报告人:Prof. Dongyan Xu The Chinese University of Hong Kong
邀请人:王洪超
报告时间:2019-12-20 上午 10:30
报告地点:知新楼C座七层会议室
报告内容:
The suspended thermal bridge method is the most commonly used technique to characterize the Seebeck coefficient, electrical conductivity, and thermal conductivity of thermoelectric nanowires/nanoribbons. Recently, we have modified the design of the traditional suspended micro-device by adding two additional probes on each suspended membrane and extended this technique for Hall measurement, which will give semiconducting properties of nanoribbons such as carrier type, concentration, and mobility. In addition, copper atoms can be intercalated into and deintercalated from bismuth selenide nanoribbons by a facile chemical method and their effects on thermoelectric properties are characterized by the suspended thermal bridge method. Interestingly, copper intercalation induces a crossover in thermal conductivity over the measured temperature range. The enhanced thermal conductivity at high temperatures and the suppressed thermal conductivity at low temperatures are due to the competing effects of the enhancement in electronic thermal conductivity and the defect-induced reduction in the lattice thermal conductivity. On the other hand, the Seebeck coefficient measurement reveals that a transition from n-type to p-type occurs after copper intercalation and it can be reversed by copper deintercalation. Our work demonstrates a facile method to tune thermoelectric properties of bismuth selenide nanoribbons and may enable new opportunities for thermoelectric applications.
报告人简介:
Prof.
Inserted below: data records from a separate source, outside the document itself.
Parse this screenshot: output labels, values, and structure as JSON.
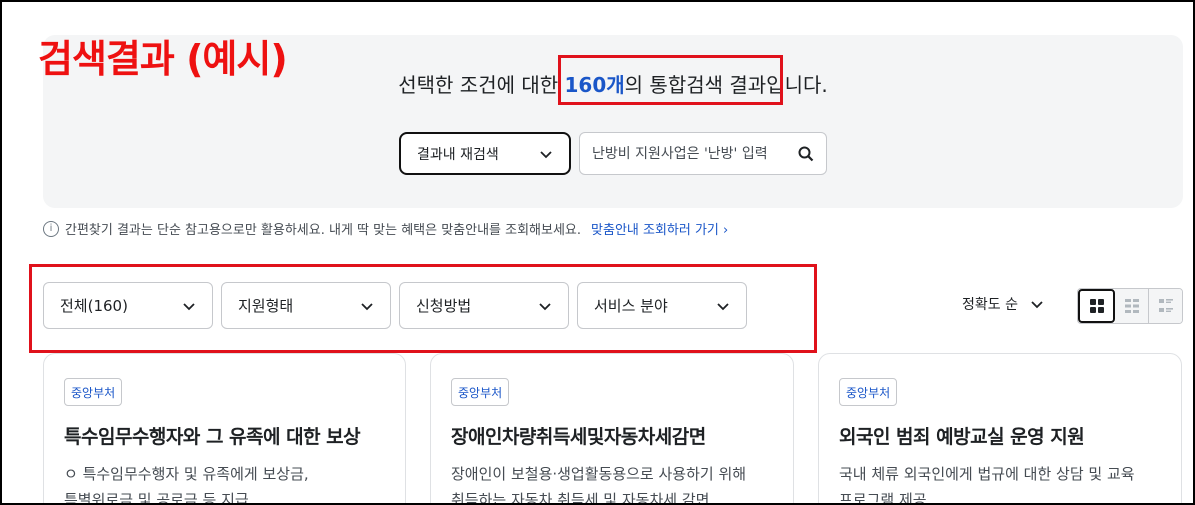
{
  "annotation": {
    "example_title": "검색결과 (예시)"
  },
  "summary": {
    "prefix": "선택한 조건에 대한 ",
    "count": "160개",
    "suffix": "의 통합검색 결과입니다."
  },
  "search": {
    "select_label": "결과내 재검색",
    "placeholder": "난방비 지원사업은 '난방' 입력"
  },
  "notice": {
    "info_icon": "i",
    "text": "간편찾기 결과는 단순 참고용으로만 활용하세요. 내게 딱 맞는 혜택은 맞춤안내를 조회해보세요.",
    "link": "맞춤안내 조회하러 가기",
    "link_chevron": "›"
  },
  "filters": [
    "전체(160)",
    "지원형태",
    "신청방법",
    "서비스 분야"
  ],
  "sort": {
    "label": "정확도 순"
  },
  "cards": [
    {
      "badge": "중앙부처",
      "title": "특수임무수행자와 그 유족에 대한 보상",
      "desc1": "ㅇ 특수임무수행자 및 유족에게 보상금,",
      "desc2": "특별위로금 및 공로금 등 지급"
    },
    {
      "badge": "중앙부처",
      "title": "장애인차량취득세및자동차세감면",
      "desc1": "장애인이 보철용·생업활동용으로 사용하기 위해",
      "desc2": "취득하는 자동차 취득세 및 자동차세 감면"
    },
    {
      "badge": "중앙부처",
      "title": "외국인 범죄 예방교실 운영 지원",
      "desc1": "국내 체류 외국인에게 법규에 대한 상담 및 교육",
      "desc2": "프로그램 제공"
    }
  ],
  "colors": {
    "accent": "#1a56c8",
    "annotation_red": "#e0111b",
    "hero_bg": "#f4f5f6"
  }
}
Dongyan Xu is currently an Associate Professor in the Department of Mechanical and Automation Engineering, The Chinese University of Hong Kong. Prof. Xu received her Bachelor, Master, and Ph.D. degrees from Tsinghua University and Vanderbilt University. After that, she worked as a Postdoc in the University of California, Berkeley and Lawrence Berkeley National Laboratory for two years. She joined CUHK in 2010 as an Assistant Professor and was promoted to Associate Professor in 2016. Her current research interests include nanoscale heat transfer, thermoelectric materials and devices, thermal management, and boiling heat transfer.